# Question Video: Identifying Graphs of Quadratic Equations in Factored Form Mathematics

Which of the following graphs represents the equation 𝑓(𝑥) = (𝑥 + 4)(𝑥 − 2)? [A] Graph A [B] Graph B [C] Graph C [D] Graph D [E] Graph E

03:25

### Video Transcript

Which of the following graphs represents the equation 𝑓 of 𝑥 equals 𝑥 plus four times 𝑥 minus two? Options A, B, C, D, and E.

In this question, we are given a function 𝑓 of 𝑥 and asked to determine which of the five given graphs represent this function. We can note that 𝑓 of 𝑥 is the product of two linear factors, and if we were to expand this expression, we would obtain a quadratic.

We could answer this question by eliminating options; however, it is a more useful skill to be able to sketch quadratics from their equations. To do this, we first note that for a product to be equal to zero, one of the factors must be equal to zero. This means that the function 𝑓 of 𝑥 can only be equal to zero when 𝑥 equals negative four or 𝑥 equals two. If the function outputs zero at these values of 𝑥, then they must be the 𝑥-intercepts of its graph. This is a good starting point to begin our sketch, but we can determine more information about the graph of this function by expanding the product.

We can do this by finding the sum of the product of each pair of terms from the two factors. We find that 𝑓 of 𝑥 is equal to 𝑥 squared plus four 𝑥 minus two 𝑥 minus eight. This gives us 𝑥 squared plus two 𝑥 minus eight. We now see that 𝑓 of 𝑥 is a quadratic equation with leading coefficient one and constant term negative eight.

We can then recall that if a quadratic function has a positive leading coefficient, then its graph will be a parabola that opens upwards. In other words, it is U-shaped. We can also recall that the constant term in the function tells us the value of the 𝑦-intercept, since we can substitute 𝑥 equals zero into the function to be left with only the constant term.

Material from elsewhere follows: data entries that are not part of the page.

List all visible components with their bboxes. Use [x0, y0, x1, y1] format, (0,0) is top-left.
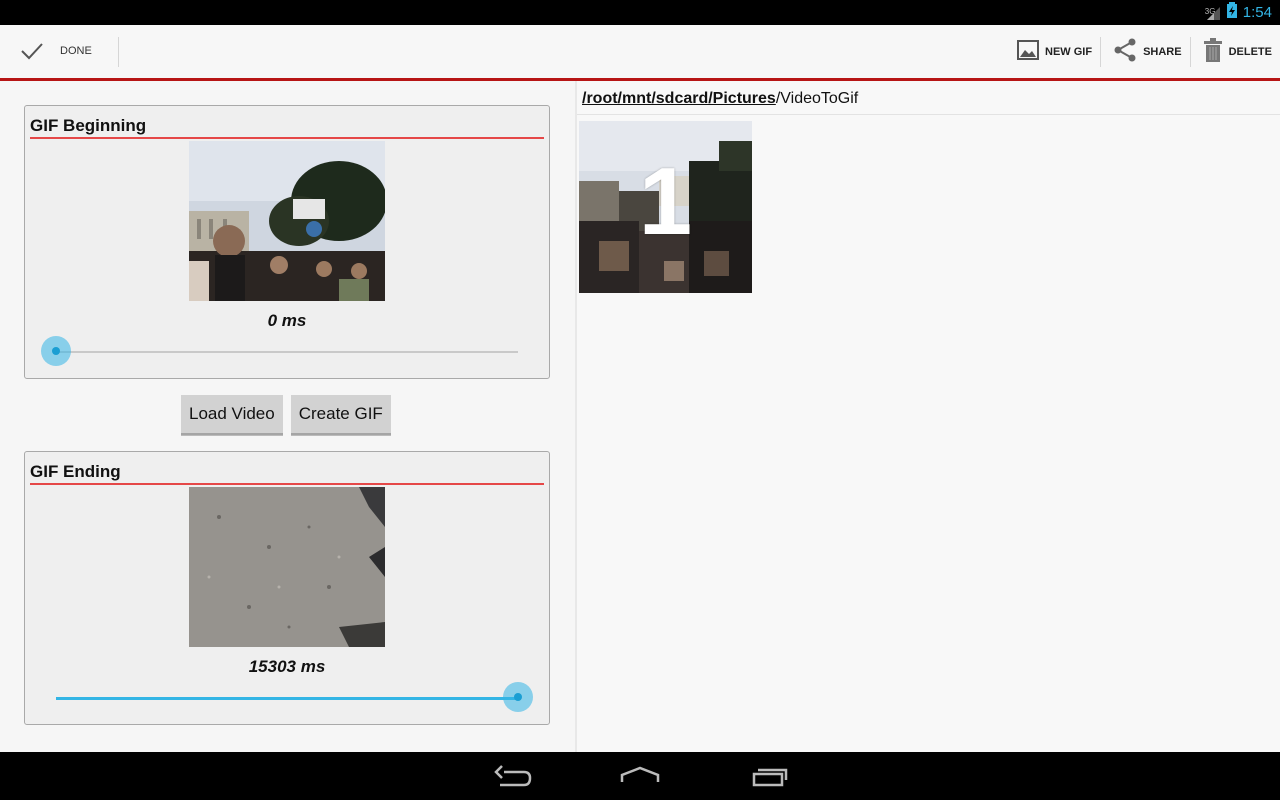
path-breadcrumb: /root/mnt/sdcard/Pictures/VideoToGif	[582, 90, 858, 108]
action-items: NEW GIF SHARE DELETE	[1009, 25, 1280, 78]
trash-icon	[1203, 38, 1223, 65]
beginning-time-label: 0 ms	[267, 311, 307, 330]
done-divider	[118, 37, 119, 67]
gif-ending-title: GIF Ending	[30, 462, 121, 481]
gif-beginning-title: GIF Beginning	[30, 116, 147, 135]
status-bar: 3G 1:54	[0, 0, 1280, 25]
beginning-frame-thumbnail	[189, 141, 385, 301]
checkmark-icon	[20, 41, 44, 66]
recent-apps-button[interactable]	[738, 760, 798, 792]
home-icon	[610, 766, 670, 796]
gif-thumbnail-item[interactable]: 1	[579, 121, 752, 293]
status-indicators: 3G 1:54	[1205, 0, 1272, 25]
navigation-bar	[0, 752, 1280, 800]
load-video-button[interactable]: Load Video	[181, 395, 283, 435]
share-button[interactable]: SHARE	[1101, 25, 1190, 78]
action-bar: DONE NEW GIF SHARE DELETE	[0, 25, 1280, 81]
create-gif-button[interactable]: Create GIF	[290, 395, 391, 435]
home-button[interactable]	[610, 760, 670, 792]
new-gif-label: NEW GIF	[1045, 45, 1093, 58]
image-icon	[1017, 39, 1040, 64]
left-pane: GIF Beginning 0 ms Load Video Create GIF…	[0, 81, 575, 752]
path-parent-link[interactable]: /root/mnt/sdcard/Pictures	[582, 90, 776, 107]
beginning-slider[interactable]	[41, 336, 518, 366]
status-time: 1:54	[1242, 4, 1272, 21]
gif-ending-panel: GIF Ending 15303 ms	[24, 451, 550, 725]
path-current-folder: /VideoToGif	[775, 90, 859, 107]
title-rule	[30, 483, 544, 485]
delete-button[interactable]: DELETE	[1191, 25, 1280, 78]
ending-slider[interactable]	[56, 682, 533, 712]
back-icon	[482, 765, 542, 796]
path-rule	[577, 114, 1280, 115]
ending-frame-thumbnail	[189, 487, 385, 647]
ending-slider-thumb[interactable]	[503, 682, 533, 712]
title-rule	[30, 137, 544, 139]
beginning-slider-thumb[interactable]	[41, 336, 71, 366]
ending-time-label: 15303 ms	[248, 657, 326, 676]
action-buttons-row: Load Video Create GIF	[181, 395, 391, 435]
delete-label: DELETE	[1228, 45, 1272, 58]
share-icon	[1113, 38, 1137, 65]
done-label: DONE	[60, 45, 92, 57]
new-gif-button[interactable]: NEW GIF	[1009, 25, 1100, 78]
battery-icon	[1226, 2, 1237, 23]
share-label: SHARE	[1143, 45, 1182, 58]
done-button[interactable]: DONE	[0, 25, 118, 78]
gif-beginning-panel: GIF Beginning 0 ms	[24, 105, 550, 379]
signal-icon: 3G	[1205, 5, 1221, 21]
gif-item-label: 1	[638, 148, 693, 255]
back-button[interactable]	[482, 760, 542, 792]
right-pane: /root/mnt/sdcard/Pictures/VideoToGif 1	[577, 81, 1280, 752]
recent-apps-icon	[738, 768, 798, 796]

This is now enough information to sketch the parabola. First, we can add the 𝑥-intercepts at negative four and two. Second, we can add the 𝑦-intercept at negative eight onto our sketch. Finally, we connect these points with a parabolic shape that opens upwards to get the following sketch. We can now compare this sketch to each of the five given options.

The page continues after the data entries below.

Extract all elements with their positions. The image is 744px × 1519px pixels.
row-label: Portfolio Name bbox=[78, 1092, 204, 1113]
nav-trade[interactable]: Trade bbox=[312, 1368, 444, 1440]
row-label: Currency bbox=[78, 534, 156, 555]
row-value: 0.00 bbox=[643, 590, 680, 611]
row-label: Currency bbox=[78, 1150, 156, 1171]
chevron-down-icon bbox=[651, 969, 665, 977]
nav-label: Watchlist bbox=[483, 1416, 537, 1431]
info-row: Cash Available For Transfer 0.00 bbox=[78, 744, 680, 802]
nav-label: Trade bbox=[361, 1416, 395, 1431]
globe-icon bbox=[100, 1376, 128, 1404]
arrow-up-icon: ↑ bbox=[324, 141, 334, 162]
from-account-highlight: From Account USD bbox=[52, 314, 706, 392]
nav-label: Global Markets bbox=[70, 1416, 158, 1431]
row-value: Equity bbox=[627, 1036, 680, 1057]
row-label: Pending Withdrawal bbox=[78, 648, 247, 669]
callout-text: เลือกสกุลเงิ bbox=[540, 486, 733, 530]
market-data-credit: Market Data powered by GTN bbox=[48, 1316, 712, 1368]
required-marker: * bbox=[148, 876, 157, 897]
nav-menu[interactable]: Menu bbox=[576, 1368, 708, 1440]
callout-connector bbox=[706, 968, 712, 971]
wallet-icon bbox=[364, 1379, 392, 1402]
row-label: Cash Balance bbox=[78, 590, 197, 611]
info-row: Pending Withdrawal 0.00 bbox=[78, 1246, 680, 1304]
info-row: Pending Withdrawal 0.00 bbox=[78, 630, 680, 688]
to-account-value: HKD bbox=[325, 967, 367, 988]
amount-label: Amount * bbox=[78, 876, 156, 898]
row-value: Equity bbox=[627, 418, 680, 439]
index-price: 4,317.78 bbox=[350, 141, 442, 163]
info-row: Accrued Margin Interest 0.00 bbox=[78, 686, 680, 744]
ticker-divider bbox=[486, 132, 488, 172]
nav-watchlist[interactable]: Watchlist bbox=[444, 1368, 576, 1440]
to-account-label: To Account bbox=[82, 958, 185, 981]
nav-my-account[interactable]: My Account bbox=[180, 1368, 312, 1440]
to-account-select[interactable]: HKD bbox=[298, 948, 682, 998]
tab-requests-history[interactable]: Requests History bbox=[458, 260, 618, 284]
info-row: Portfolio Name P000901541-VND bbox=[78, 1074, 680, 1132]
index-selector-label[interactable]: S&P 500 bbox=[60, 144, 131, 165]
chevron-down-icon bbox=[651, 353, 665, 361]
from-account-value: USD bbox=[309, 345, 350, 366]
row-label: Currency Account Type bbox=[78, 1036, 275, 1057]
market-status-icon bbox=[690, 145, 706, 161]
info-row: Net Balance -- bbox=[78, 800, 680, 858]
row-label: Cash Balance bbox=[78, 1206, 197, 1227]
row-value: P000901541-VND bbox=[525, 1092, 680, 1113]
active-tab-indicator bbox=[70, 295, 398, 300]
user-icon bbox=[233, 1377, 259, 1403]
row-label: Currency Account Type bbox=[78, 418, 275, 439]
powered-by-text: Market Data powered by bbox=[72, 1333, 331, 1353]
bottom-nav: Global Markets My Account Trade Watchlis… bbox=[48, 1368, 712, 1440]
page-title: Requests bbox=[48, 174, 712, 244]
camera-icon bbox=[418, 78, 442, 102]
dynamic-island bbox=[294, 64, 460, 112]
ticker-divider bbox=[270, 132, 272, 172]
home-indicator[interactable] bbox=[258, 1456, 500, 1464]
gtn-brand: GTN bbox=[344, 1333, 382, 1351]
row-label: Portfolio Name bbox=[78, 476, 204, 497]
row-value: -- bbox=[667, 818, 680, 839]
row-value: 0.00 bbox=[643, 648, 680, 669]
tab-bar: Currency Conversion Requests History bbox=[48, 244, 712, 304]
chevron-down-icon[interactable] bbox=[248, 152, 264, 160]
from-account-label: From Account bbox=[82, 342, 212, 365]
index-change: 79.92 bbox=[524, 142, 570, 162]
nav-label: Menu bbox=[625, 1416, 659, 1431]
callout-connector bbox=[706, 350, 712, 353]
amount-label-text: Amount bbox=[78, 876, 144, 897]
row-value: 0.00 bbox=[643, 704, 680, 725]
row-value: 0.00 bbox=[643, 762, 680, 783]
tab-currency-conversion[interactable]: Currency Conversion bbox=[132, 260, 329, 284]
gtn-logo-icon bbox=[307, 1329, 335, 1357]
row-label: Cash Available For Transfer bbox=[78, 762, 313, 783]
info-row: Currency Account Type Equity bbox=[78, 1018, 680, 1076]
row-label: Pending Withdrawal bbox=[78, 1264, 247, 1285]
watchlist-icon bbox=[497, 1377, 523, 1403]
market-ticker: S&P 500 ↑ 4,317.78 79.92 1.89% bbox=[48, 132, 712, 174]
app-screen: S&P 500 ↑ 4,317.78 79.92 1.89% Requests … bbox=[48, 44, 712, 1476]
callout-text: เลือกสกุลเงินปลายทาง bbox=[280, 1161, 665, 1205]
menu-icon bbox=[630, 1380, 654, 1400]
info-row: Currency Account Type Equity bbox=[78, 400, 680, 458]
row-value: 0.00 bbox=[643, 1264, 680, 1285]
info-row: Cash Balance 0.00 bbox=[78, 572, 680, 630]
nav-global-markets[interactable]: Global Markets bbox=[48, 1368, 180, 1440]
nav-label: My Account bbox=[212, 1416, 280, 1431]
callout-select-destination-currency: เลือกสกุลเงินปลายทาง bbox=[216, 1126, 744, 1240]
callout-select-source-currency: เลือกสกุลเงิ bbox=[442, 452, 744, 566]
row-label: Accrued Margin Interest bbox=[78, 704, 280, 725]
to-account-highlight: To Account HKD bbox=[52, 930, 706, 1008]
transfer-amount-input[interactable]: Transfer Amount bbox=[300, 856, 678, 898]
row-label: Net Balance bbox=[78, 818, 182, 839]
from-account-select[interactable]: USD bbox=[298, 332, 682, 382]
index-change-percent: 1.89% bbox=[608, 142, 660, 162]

In option (A), we can note there are no 𝑥-intercepts and the 𝑦-intercept is not at negative eight, so this is not the correct graph. In option (B), we can see from the graph that the 𝑦-intercept is not at negative eight and that the parabola opens downwards, not upwards, so this cannot be the correct graph. In option (C), we see that the 𝑥-intercepts are not at negative four and two, and the 𝑦-intercept is not at negative eight. So, this is not the correct graph.

In option (D), we can see that the 𝑥-intercepts are not at negative four and two. So, this cannot be the correct graph. Finally, in option (E), we can see that 𝑥- and 𝑦-intercepts are in the correct places and we also have a parabolic curve which opens upwards, so this must be the correct option.

Hence, the graph of 𝑓 of 𝑥 equals 𝑥 plus four times 𝑥 minus two is given by option (E).